Langdon spoke about the Aberdeen Bestiary, which portrays the wolf as very hunched and furious looking. The medieval wolf was often associated with the Devil, which Langdon said some bestiaries referred to.

When Langdon moved on to speak about "The Master of the Game," a medieval book of hunting by Edward, Duke of York, and shared that he had made statements proven to be true.

“He knew that wolves only breed in February,” Langdon said. “He knew that wolves mate for life.”

Langdon also spoke on how the theories about how dogs evolved from wolves have changed over time. Earlier theories suggested that men stole wolf pups and domesticated them, while others suggested that wolves self selected because of their tolerance for humans.

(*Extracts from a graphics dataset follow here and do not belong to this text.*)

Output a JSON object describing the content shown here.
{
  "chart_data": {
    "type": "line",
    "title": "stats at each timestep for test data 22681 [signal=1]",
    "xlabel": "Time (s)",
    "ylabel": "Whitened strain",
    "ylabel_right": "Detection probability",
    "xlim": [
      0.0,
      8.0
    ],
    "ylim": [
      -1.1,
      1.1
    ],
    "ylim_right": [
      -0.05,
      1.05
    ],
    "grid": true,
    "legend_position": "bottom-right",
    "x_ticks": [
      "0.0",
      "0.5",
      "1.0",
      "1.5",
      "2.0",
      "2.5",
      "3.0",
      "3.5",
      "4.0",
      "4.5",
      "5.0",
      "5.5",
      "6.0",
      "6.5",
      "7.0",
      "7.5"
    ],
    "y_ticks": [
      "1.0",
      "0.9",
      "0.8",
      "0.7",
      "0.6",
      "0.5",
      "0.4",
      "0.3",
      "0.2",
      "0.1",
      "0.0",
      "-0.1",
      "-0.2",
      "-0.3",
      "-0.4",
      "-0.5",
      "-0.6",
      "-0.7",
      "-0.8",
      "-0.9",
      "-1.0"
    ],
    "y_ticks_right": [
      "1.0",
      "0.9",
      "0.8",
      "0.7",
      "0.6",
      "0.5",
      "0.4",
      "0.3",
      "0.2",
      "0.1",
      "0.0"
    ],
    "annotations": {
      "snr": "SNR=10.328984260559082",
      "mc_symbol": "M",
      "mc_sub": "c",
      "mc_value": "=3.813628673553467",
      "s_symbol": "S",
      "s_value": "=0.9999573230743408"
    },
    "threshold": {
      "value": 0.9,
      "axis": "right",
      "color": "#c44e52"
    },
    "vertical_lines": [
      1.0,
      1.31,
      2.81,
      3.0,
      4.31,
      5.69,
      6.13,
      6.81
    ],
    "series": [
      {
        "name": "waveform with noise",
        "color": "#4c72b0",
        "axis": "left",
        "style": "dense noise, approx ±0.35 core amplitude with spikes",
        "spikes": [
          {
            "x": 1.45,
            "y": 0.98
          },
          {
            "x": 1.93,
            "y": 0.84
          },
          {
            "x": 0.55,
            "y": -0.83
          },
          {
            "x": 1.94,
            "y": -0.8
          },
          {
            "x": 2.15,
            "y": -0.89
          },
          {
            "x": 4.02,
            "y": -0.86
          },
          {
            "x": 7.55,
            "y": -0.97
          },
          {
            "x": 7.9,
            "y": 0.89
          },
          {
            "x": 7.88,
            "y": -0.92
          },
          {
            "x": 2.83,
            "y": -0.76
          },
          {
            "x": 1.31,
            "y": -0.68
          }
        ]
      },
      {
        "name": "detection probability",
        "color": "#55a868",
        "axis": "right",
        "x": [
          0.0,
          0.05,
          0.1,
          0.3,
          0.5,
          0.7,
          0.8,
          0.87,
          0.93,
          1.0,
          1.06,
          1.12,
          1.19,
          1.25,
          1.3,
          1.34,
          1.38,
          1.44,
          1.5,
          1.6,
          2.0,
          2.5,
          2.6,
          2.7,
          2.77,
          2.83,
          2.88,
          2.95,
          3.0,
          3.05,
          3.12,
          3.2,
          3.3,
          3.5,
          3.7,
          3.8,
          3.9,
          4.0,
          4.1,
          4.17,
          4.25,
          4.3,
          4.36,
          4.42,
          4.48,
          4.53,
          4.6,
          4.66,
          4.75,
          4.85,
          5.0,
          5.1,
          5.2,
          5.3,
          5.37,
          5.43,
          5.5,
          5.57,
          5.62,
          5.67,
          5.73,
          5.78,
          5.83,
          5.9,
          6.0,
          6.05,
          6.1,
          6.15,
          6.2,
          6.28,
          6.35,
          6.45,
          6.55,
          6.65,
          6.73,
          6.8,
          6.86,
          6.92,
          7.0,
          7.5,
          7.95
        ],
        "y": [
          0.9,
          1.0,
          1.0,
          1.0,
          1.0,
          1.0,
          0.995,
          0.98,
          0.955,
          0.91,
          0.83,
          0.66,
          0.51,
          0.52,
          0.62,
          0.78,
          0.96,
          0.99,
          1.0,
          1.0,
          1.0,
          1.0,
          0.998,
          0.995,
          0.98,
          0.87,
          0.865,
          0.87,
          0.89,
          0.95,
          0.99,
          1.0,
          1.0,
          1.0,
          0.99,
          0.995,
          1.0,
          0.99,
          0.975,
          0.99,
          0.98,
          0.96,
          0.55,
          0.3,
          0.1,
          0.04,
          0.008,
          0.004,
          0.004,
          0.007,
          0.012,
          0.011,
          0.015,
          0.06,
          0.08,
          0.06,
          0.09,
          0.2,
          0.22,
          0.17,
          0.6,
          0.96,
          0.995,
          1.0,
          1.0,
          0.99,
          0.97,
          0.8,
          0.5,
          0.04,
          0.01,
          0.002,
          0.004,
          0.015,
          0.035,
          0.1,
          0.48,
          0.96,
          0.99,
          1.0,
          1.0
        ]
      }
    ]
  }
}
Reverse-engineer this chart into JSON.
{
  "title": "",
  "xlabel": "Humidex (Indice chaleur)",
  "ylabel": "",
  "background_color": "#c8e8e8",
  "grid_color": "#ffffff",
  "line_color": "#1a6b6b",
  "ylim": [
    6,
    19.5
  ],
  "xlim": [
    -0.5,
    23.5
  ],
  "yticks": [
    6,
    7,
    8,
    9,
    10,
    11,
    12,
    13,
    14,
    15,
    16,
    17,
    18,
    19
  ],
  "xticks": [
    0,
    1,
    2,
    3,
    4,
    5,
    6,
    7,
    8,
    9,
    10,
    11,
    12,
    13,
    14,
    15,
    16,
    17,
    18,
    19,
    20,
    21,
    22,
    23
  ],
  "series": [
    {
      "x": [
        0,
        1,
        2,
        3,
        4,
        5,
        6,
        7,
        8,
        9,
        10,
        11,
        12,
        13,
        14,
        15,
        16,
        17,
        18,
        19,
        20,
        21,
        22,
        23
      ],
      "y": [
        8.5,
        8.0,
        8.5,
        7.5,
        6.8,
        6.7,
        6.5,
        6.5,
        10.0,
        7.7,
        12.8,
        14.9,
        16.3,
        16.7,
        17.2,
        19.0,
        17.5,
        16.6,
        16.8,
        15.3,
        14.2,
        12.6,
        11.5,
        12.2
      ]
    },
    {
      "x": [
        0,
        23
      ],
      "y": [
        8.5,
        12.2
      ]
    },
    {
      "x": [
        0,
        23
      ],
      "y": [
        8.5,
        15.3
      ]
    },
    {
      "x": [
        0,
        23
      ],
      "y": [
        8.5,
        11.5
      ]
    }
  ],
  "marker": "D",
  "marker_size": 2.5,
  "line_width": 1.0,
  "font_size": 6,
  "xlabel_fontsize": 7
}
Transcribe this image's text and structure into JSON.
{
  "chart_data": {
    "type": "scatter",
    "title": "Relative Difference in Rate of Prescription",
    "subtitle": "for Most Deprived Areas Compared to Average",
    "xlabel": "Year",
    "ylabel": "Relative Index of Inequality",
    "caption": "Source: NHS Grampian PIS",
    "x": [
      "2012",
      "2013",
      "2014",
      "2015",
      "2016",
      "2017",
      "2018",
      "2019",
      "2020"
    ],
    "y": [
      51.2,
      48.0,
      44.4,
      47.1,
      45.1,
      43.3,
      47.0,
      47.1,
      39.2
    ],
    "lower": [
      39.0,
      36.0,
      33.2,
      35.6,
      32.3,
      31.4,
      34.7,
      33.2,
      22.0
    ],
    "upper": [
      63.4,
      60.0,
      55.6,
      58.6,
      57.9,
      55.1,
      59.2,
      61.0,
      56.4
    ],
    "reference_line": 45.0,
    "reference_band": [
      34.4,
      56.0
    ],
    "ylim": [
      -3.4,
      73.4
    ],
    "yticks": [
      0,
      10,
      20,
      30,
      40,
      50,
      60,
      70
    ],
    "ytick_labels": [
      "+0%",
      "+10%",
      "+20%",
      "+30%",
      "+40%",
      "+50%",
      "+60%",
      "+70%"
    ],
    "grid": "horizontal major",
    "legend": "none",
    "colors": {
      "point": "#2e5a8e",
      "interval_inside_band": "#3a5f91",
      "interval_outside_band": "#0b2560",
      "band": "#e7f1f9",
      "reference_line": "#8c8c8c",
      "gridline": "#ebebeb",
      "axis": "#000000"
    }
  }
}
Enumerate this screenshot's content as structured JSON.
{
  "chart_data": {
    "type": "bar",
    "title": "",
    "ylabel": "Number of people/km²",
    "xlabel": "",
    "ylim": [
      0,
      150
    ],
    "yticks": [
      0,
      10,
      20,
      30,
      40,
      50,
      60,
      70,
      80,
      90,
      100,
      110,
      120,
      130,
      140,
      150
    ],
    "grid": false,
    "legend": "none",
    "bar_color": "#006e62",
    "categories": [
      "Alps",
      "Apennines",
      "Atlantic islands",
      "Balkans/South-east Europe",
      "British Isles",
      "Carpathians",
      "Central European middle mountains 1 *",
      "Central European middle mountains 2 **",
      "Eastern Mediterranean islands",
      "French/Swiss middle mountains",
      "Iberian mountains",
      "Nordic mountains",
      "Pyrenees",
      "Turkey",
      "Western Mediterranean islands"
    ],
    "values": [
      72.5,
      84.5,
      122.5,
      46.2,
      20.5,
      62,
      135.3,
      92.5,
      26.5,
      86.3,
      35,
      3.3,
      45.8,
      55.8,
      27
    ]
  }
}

“One of the ways that differentiated dogs in their regard is their tolerance for human beings,” Langdon said.

Langdon returned Edward, Duke of York’s narrative on hunting and stated that dogs take up multiple chapters that educated readers on the proper care and cognitive abilities of dogs.

Langdon said that Edward began his section on dogs by stating: “Dogs are the noblest of beasts.”

“Dogs are known especially for their love and devotion to their people,” Langdon said.

Langdon went to the British Library as part of her research and made records of the kinds of dogs present and what they were doing during the Dark Ages.

“The more scholars you read, the more they mention other medieval texts and you begin to delve into this literary goldmine,” Langdon said.

Langdon concluded her lecture by describing her experience at the Wolf Park sanctuary. The overall feeling of being in a space with five wolves, Langdon described as “pure awe.”

“There is a gratitude that they will tolerate your presence,” Langdon said. “It’s a gift.”